Beautiful Sucarnoochee, Mississippi, was founded in 1821 by Jebediah Wilkins, an itinerant day-laborer and sometime gambler who history records left his native England and came to America sometime during the War of 1812. Some sources imply that Wilkins deserted from the British army while stationed in Maryland in 1813 after losing a large sum in a wager with other members of his regiment, but evidence to support this theory is sketchy. In any case, "I sought out a Land of beautie, a Land of peace and harmonie," Wilkins wrote in his memoirs, "and I found it on the bankes of the river which the Indians called Sookar Noochie, which means 'River of Sweetness,' and so too I called the Towne."


Sucarnoochee Main Street, circa 1898 (courtesy Wilkins Estate).

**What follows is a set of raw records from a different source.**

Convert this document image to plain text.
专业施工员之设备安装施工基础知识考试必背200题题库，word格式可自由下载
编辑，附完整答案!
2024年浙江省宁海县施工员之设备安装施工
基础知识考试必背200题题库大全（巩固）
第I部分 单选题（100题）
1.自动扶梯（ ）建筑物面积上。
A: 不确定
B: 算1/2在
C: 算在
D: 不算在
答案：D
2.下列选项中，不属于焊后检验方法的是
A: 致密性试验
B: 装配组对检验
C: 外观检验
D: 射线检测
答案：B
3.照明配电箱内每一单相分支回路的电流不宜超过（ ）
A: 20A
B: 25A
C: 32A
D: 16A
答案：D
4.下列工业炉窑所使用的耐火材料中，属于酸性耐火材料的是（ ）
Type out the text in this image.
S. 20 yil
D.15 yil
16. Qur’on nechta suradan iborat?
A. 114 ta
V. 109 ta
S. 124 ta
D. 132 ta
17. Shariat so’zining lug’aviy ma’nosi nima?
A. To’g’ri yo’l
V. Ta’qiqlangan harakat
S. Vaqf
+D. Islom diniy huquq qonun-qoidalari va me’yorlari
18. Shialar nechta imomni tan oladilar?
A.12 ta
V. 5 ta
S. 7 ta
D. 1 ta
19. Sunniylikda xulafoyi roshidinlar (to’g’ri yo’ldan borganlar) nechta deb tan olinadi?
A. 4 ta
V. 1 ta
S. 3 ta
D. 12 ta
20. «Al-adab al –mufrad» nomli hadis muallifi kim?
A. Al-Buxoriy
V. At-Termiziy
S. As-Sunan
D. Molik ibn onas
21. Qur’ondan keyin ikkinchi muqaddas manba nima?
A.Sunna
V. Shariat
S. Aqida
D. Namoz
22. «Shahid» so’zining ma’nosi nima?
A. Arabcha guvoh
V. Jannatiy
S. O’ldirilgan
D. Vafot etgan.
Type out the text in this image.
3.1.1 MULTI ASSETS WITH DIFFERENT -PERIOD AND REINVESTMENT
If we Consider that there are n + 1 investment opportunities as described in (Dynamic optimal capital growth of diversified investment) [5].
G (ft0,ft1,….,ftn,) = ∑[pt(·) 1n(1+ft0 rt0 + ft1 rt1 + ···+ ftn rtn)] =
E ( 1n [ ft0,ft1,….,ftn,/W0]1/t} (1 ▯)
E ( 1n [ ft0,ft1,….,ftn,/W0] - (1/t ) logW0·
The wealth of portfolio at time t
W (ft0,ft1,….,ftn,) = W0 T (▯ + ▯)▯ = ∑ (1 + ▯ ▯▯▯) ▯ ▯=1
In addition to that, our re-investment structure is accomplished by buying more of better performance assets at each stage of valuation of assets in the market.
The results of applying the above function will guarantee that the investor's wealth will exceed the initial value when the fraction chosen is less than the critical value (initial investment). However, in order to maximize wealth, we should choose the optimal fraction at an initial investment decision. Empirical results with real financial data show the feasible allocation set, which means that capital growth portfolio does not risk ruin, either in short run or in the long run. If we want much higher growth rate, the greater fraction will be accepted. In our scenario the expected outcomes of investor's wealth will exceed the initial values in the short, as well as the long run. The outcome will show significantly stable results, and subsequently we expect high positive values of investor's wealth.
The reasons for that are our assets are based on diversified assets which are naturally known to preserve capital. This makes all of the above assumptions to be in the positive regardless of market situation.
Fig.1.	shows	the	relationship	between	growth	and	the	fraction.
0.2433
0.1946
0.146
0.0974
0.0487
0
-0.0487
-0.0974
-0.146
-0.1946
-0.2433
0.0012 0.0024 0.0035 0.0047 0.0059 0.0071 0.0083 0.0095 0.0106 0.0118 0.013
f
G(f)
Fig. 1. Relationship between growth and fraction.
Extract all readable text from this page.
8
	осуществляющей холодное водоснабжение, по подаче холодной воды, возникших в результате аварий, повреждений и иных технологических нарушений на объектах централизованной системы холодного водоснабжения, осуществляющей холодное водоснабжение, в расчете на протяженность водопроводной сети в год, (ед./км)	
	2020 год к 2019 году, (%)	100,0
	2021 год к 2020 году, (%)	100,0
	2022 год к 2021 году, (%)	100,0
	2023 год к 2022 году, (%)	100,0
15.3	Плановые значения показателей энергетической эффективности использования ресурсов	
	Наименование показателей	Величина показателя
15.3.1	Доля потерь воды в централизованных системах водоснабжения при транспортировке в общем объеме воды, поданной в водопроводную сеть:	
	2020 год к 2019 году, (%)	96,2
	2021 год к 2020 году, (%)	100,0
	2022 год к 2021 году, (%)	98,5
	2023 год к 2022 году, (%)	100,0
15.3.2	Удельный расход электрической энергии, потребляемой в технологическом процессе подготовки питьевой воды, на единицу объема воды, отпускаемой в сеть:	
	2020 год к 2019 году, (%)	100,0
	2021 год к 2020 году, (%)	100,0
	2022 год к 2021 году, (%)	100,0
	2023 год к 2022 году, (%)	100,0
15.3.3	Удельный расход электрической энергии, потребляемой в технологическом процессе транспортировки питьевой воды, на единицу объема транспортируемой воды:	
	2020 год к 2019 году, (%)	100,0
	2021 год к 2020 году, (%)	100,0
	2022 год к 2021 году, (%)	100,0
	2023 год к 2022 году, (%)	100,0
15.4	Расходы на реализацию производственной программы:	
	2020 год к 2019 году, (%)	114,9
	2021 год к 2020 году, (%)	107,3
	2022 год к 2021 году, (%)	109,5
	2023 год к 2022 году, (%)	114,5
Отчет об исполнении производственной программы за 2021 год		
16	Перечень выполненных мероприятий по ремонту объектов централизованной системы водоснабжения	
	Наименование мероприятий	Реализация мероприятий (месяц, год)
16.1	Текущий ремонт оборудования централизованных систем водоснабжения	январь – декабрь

A more apt name for the new hamlet could hardly have been found, for within 60 years, Sucarnoochee was a major center of sugar and molasses production in the American southeast, and by the turn of the century there were no less than four large sugar mills operating here at full capacity.


Horace P. and Katherine Wilkins, circa 1930.

Although the elder Mr. Wilkins passed away in 1878, his son, Jeremiah Wilkins II, and grandson, Horace P. Wilkins, continued the family's capable stewardship of the town, both serving in turn as Mayor of Sucarnoochee in addition to their roles as prominent business and civic leaders in the community.